所属 医学部 医学科（東京女子医科大学病院） 職種 客員教授
|発表タイトル||Detection of undiagnosed cardiac sarcoidosis by FDG-PET and SPECT among patients with Atrioventricular Block routinely followed in a pacemaker outpatient clinic|
|会議名||ESC CONGRESS 2017|
|主催者||European Society of Cardiology|
|発表者・共同発表者||◎SERIZAWA Naoki, FUKUSHIMA Kenji, MOMOSE Mitsuru, SHIGA Tsuyoshi, HAGIWARA Nobuhisa|
|概要||Background: Atrioventricular block (AVB) is a common initial manifestation of cardiac sarcoidosis (CS) and classified as a major finding of CS. However, diagnosing CS is sometimes difficult in practice, especially in case of cardiac disease as the initial manifestation of sarcoidosis. Previous paper reported that 19% of patients with AVB were undiagnosed CS. 18F-fluorodeoxyglucose positron emission tomography (FDG-PET) plays an important role in the detection of CS because of high sensitivity.
Hypothesis: FDG-PET is useful new diagnose CS after pacemaker implantation in patients with AVB.

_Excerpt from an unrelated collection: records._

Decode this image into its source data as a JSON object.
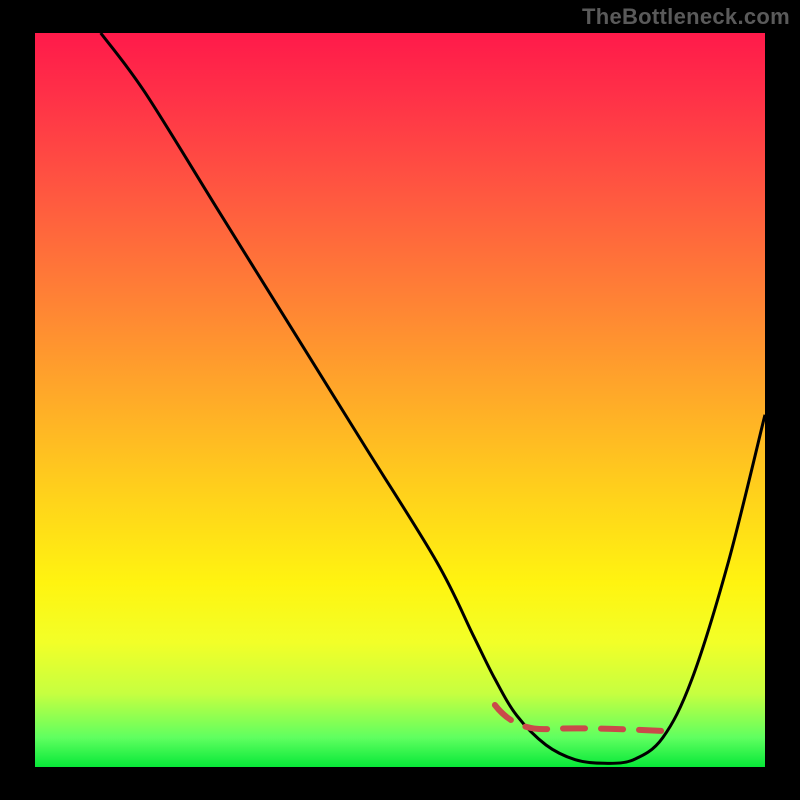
{
  "watermark": "TheBottleneck.com",
  "colors": {
    "background": "#000000",
    "watermark_text": "#5a5a5a",
    "curve_stroke": "#000000",
    "dash_stroke": "#c94a4a",
    "gradient_stops": [
      "#ff1a4a",
      "#ff2f48",
      "#ff5840",
      "#ff7e36",
      "#ffa52a",
      "#ffcf1c",
      "#fff410",
      "#f2ff28",
      "#c6ff40",
      "#5fff60",
      "#07e838"
    ]
  },
  "chart_data": {
    "type": "line",
    "title": "",
    "xlabel": "",
    "ylabel": "",
    "x_range": [
      0,
      100
    ],
    "y_range": [
      0,
      100
    ],
    "note": "Axes are unlabeled; x/y expressed as percent of plot width/height. y measured from bottom (0) to top (100).",
    "series": [
      {
        "name": "curve",
        "x": [
          9,
          15,
          25,
          35,
          45,
          55,
          60,
          63,
          66,
          70,
          74,
          78,
          82,
          86,
          90,
          95,
          100
        ],
        "y": [
          100,
          92,
          76,
          60,
          44,
          28,
          18,
          12,
          7,
          3,
          1,
          0.5,
          1,
          4,
          12,
          28,
          48
        ]
      }
    ],
    "optimal_band": {
      "description": "dashed segment near curve minimum",
      "x": [
        63,
        86
      ],
      "y": [
        4,
        4
      ]
    }
  }
}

Methods: We prospectively examined patients with pacemaker implantation for AVB without known cardiac disease using by echocardiography from 2013 to 2015 in a pacemaker outpatient clinic. Patients with left ventricular ejection fraction (LVEF)<50% underwent FDG-PET (after>24hrs with low carbohydrate diet and 18hrs fasting and heparin administration) and TL-BMIPP dual single photon emission computed tomography (SPECT) for diagnosing CS. SUVmax in the entire myocardium was obtained from FDG-PET as a marker of disease activity. Newly diagnosed CS patients underwent serial FDG-PET and SPECT after corticosteroid therapy.

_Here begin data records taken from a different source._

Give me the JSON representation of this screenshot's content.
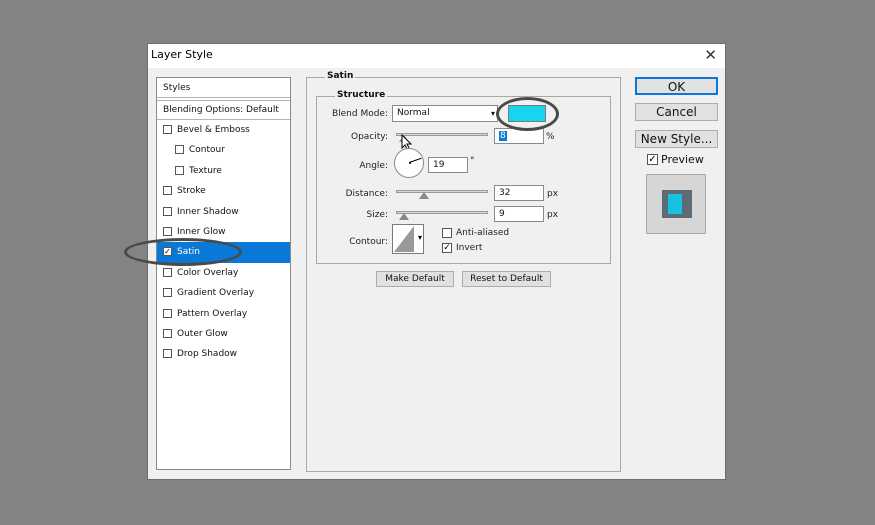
{
  "window": {
    "title": "Layer Style",
    "close_glyph": "✕"
  },
  "styles_panel": {
    "header": "Styles",
    "blending": "Blending Options: Default",
    "items": [
      {
        "label": "Bevel & Emboss",
        "checked": false,
        "indent": false
      },
      {
        "label": "Contour",
        "checked": false,
        "indent": true
      },
      {
        "label": "Texture",
        "checked": false,
        "indent": true
      },
      {
        "label": "Stroke",
        "checked": false,
        "indent": false
      },
      {
        "label": "Inner Shadow",
        "checked": false,
        "indent": false
      },
      {
        "label": "Inner Glow",
        "checked": false,
        "indent": false
      },
      {
        "label": "Satin",
        "checked": true,
        "indent": false,
        "selected": true
      },
      {
        "label": "Color Overlay",
        "checked": false,
        "indent": false
      },
      {
        "label": "Gradient Overlay",
        "checked": false,
        "indent": false
      },
      {
        "label": "Pattern Overlay",
        "checked": false,
        "indent": false
      },
      {
        "label": "Outer Glow",
        "checked": false,
        "indent": false
      },
      {
        "label": "Drop Shadow",
        "checked": false,
        "indent": false
      }
    ]
  },
  "satin": {
    "group_title": "Satin",
    "structure_title": "Structure",
    "blend_mode_label": "Blend Mode:",
    "blend_mode_value": "Normal",
    "satin_color": "#16d6ef",
    "opacity_label": "Opacity:",
    "opacity_value": "8",
    "opacity_unit": "%",
    "angle_label": "Angle:",
    "angle_value": "19",
    "angle_unit": "°",
    "distance_label": "Distance:",
    "distance_value": "32",
    "distance_unit": "px",
    "size_label": "Size:",
    "size_value": "9",
    "size_unit": "px",
    "contour_label": "Contour:",
    "anti_aliased_label": "Anti-aliased",
    "anti_aliased_checked": false,
    "invert_label": "Invert",
    "invert_checked": true,
    "make_default": "Make Default",
    "reset_default": "Reset to Default"
  },
  "right_panel": {
    "ok": "OK",
    "cancel": "Cancel",
    "new_style": "New Style...",
    "preview_label": "Preview",
    "preview_checked": true,
    "preview_color": "#16c2e0"
  }
}
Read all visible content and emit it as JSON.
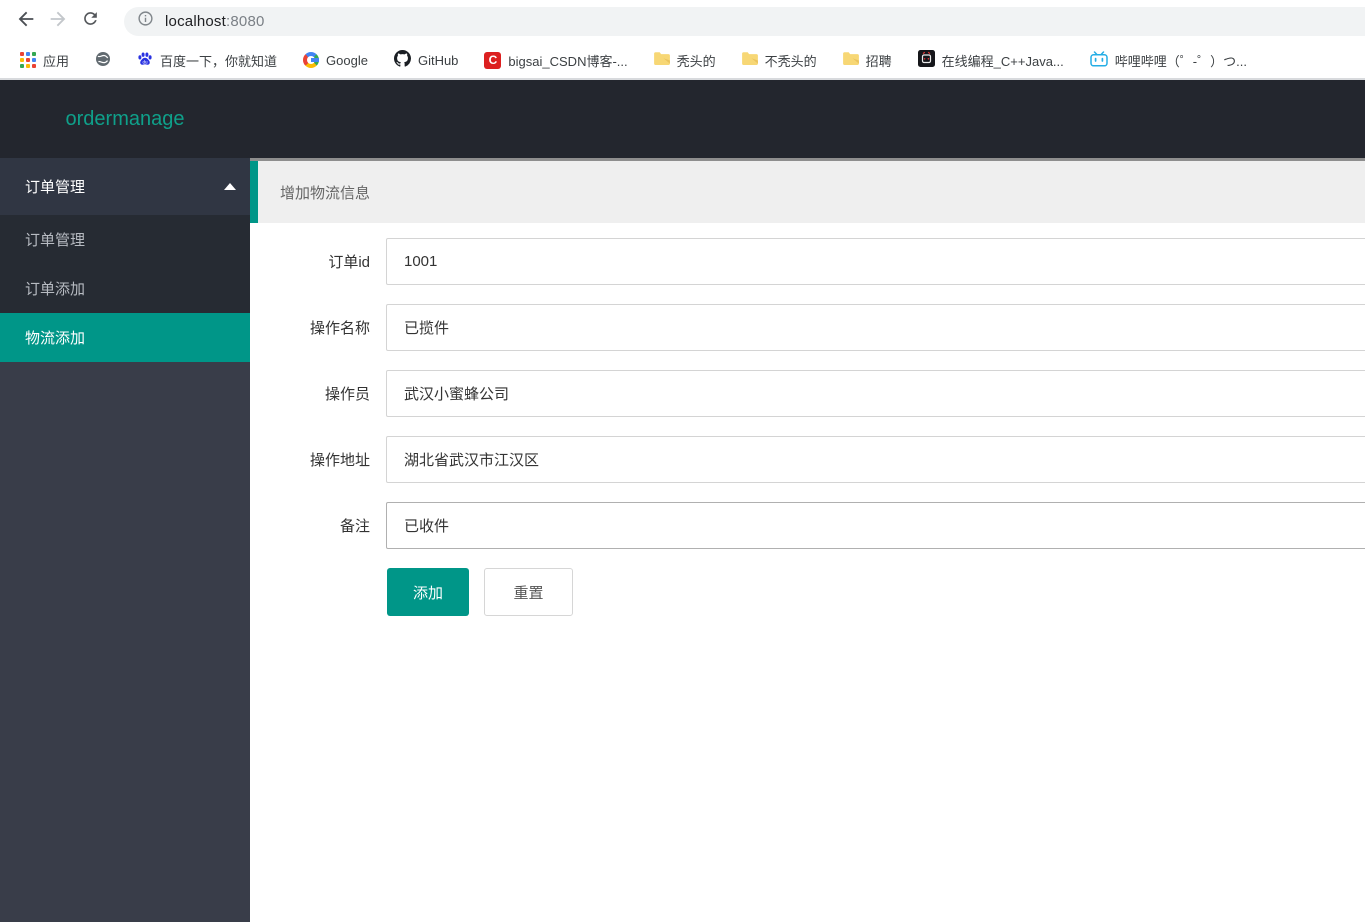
{
  "browser": {
    "url": {
      "host": "localhost",
      "port": ":8080"
    },
    "bookmarks": [
      {
        "label": "应用",
        "icon": "apps-grid-icon"
      },
      {
        "label": "",
        "icon": "globe-icon"
      },
      {
        "label": "百度一下，你就知道",
        "icon": "baidu-icon"
      },
      {
        "label": "Google",
        "icon": "google-icon"
      },
      {
        "label": "GitHub",
        "icon": "github-icon"
      },
      {
        "label": "bigsai_CSDN博客-...",
        "icon": "csdn-icon"
      },
      {
        "label": "秃头的",
        "icon": "folder-icon"
      },
      {
        "label": "不秃头的",
        "icon": "folder-icon"
      },
      {
        "label": "招聘",
        "icon": "folder-icon"
      },
      {
        "label": "在线编程_C++Java...",
        "icon": "code-site-icon"
      },
      {
        "label": "哔哩哔哩（゜-゜）つ...",
        "icon": "bilibili-icon"
      }
    ]
  },
  "app": {
    "logo": "ordermanage",
    "sidebar": {
      "parent": {
        "label": "订单管理",
        "expanded": true
      },
      "items": [
        {
          "label": "订单管理",
          "active": false
        },
        {
          "label": "订单添加",
          "active": false
        },
        {
          "label": "物流添加",
          "active": true
        }
      ]
    },
    "page_title": "增加物流信息",
    "form": {
      "fields": [
        {
          "label": "订单id",
          "value": "1001"
        },
        {
          "label": "操作名称",
          "value": "已揽件"
        },
        {
          "label": "操作员",
          "value": "武汉小蜜蜂公司"
        },
        {
          "label": "操作地址",
          "value": "湖北省武汉市江汉区"
        },
        {
          "label": "备注",
          "value": "已收件"
        }
      ],
      "submit_label": "添加",
      "reset_label": "重置"
    }
  },
  "colors": {
    "accent": "#009688",
    "logo_text": "#0fa08a",
    "header_bg": "#23262e",
    "sidebar_bg": "#393d49",
    "submenu_bg": "#262b33",
    "active_item_bg": "#009688",
    "title_bar_bg": "#efefef"
  }
}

Results: Seventeen of 139 enrolled patients (13%) had LVEF<50%. Three out of 13 patients (23%) were newly diagnosed as CS. Patients with CS had significantly higher SUVmax, BMIPP defect score and TL-BMIPP mismatch score than those without (5.5±1.5 vs. 1.8±0.6, p<0.001 and 14±3 vs. 4±2, p=0.010 and 8±4 vs. 1±1, p=0.001, respectively). In the 3 newly diagnosed CS patients, SUVmax, BMIPP defect score and Tl-BMIPP mismatch score were decreased after corticosteroid treatment (5.5±1.5 to 1.9±0.4, 14±5 to 9±4 and 8±4 to 6±4, respectively).
Conclusions: CS was not uncommon among patients with AVB and reduced LVEF routinely followed in a pacemaker clinic. FDG-PET and SPECT were useful for detecting undiagnosed CS and therapeutic monitoring of those patients.